Mehrere Gesprächspartner haben erklärt, die Europäische Union sei für die Briten kein Friedensprojekt gewesen, ihnen sei es vor allem um die Wirtschaftsbeziehungen gegangen, und aus Enttäuschung habe die Mehrheit für den Ausstieg gestimmt.
Es ist wichtig, dass wir uns zu Europa bekennen und nicht populistischen Strömungen nachgeben. Da schürt man Befürchtungen und Ressentiments, die irgendwann zurückschlagen. Wir machen uns aber auch für Verbesserungen und Bürokratieabbau in der EU stark – etwa, wenn es um Richtlinien und Verordnungen geht. Da wollen wir, dass auch die besondere Situation von Baden-Württemberg und Deutschland berücksichtigt wird.
Können Sie ein Beispiel nennen?
Unser Bankensystem beruht auf drei Säulen – Privatbanken, einem öffentlich-rechtlicher Sektor mit den Sparkassen und einem genossenschaftlichen Bereich mit den Volks- und Raiffeisenbanken. Es ist richtig, dass nach der Finanzkrise eine Regulierung eingeführt wurde. Diese muss aber bei Auflagen und Vorgaben die nationalen Besonderheiten berücksichtigen, damit jetzt nicht die kleinen Banken, die in der Krise unsere kleinen und mittleren Unternehmen unterstützt haben, durch den Aufwand überfordert werden.
Gibt es Erfolge?
Ja, auf Initiative aus Baden-Württemberg sind wir schon etwas weitergekommen. Kleinere Banken werden von bestimmten Auflagen ausgenommen. Ich war mit der bayerischen Kollegin beim zuständigen EU-Kommissar, um über die Eigenkapitalrichtlinie und -verordnung zu sprechen. Darunter fällt auch die Behandlung unserer landeseigenen Förderbank, die wegen ihrer Bilanzsumme zu den systemrelevanten Banken zählt. Das passt aber nicht ganz zu den Rahmenbedingungen dieser Bank – sie ist ja eine landeseigene Förderbank, für die das Land zu 100 Prozent garantiert.
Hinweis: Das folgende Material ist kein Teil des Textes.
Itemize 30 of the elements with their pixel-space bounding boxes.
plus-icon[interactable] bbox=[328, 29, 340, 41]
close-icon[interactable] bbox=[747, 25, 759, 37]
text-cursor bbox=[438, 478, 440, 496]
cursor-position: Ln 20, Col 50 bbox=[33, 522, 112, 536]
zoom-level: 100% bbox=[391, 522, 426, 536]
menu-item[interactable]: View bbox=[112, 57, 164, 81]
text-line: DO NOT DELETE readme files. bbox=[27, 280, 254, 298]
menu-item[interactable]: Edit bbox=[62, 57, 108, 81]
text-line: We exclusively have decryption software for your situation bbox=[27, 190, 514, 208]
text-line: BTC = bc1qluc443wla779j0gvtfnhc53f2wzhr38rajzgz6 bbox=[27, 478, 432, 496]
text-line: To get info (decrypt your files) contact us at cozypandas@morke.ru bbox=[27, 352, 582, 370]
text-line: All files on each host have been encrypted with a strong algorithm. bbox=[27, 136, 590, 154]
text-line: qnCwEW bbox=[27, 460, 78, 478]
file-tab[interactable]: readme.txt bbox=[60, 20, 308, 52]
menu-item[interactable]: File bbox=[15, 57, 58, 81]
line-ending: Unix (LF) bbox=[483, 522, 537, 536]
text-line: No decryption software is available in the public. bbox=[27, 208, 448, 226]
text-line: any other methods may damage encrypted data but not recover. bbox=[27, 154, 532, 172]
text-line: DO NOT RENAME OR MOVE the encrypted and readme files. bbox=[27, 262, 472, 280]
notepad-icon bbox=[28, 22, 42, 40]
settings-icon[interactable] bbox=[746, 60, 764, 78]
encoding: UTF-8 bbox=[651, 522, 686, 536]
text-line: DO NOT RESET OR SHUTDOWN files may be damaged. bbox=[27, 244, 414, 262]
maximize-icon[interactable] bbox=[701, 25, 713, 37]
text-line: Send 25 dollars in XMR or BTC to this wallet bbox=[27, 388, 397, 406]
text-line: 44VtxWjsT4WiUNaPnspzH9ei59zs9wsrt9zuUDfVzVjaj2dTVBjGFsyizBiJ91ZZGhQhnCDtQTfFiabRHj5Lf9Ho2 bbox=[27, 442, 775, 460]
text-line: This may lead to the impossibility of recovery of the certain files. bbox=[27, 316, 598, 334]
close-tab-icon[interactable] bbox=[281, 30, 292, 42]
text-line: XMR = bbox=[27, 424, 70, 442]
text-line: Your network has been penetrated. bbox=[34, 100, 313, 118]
Auch bei der Europäischen Bankenaufsicht habe ich deutlich gemacht, dass man einen differenzierten Blick auf die nationalen Besonderheiten braucht.
Differenzen gibt es auch bei der Frage, wer den Aufsichtsgremien angehören soll...
Als Eigner und Miteigner von Banken ist uns wichtig, dass auch Vertreter der Anteilseigner in diesen Gremien sind, nicht nur so genannte unabhängige Vertreter.
Der Wettbewerb zwischen den Banken ist gewaltig. Werden solche Instrumente denn auch genutzt, um Konkurrenten zu knebeln?
Die Finanzmarktkrise vor zehn Jahren hat auch in Baden-Württemberg zu schweren Verwerfungen bis hin zur Kurzarbeit geführt. Deshalb war es richtig, Konsequenzen zu ziehen, damit sich so etwas nicht wiederholt. Entscheidend ist aber, dass die neuen Regeln zu den besonderen Situationen vor Ort passen. Es ist gut, wenn man es nicht nur einheitlich gestaltet und alle gleich behandelt und die Aufsicht entsprechend agiert.
Sind sich die Bundesländer da einig?
Ja, und der Bundesfinanzminister hat zugesagt, sich in Brüssel dafür einzusetzen, dass die kleinen Banken besonders behandelt werden, weil sie sich für die Finanzierung von kleinen Unternehmen einsetzen.
War die Brexit-Entscheidung der Briten ein Warnschuss?
Ich denke schon. Wichtig ist, sich nicht innenpolitisch auf Kosten Europas zu positionieren. Die Gespräche haben auch gezeigt, dass unser föderales System, in dem die Länder über den Bundesrat Einfluss auf die Bundespolitik nehmen, große Vorteile hat. Es sorgt für Stabilität und relativ ausgeglichene Lebensverhältnisse.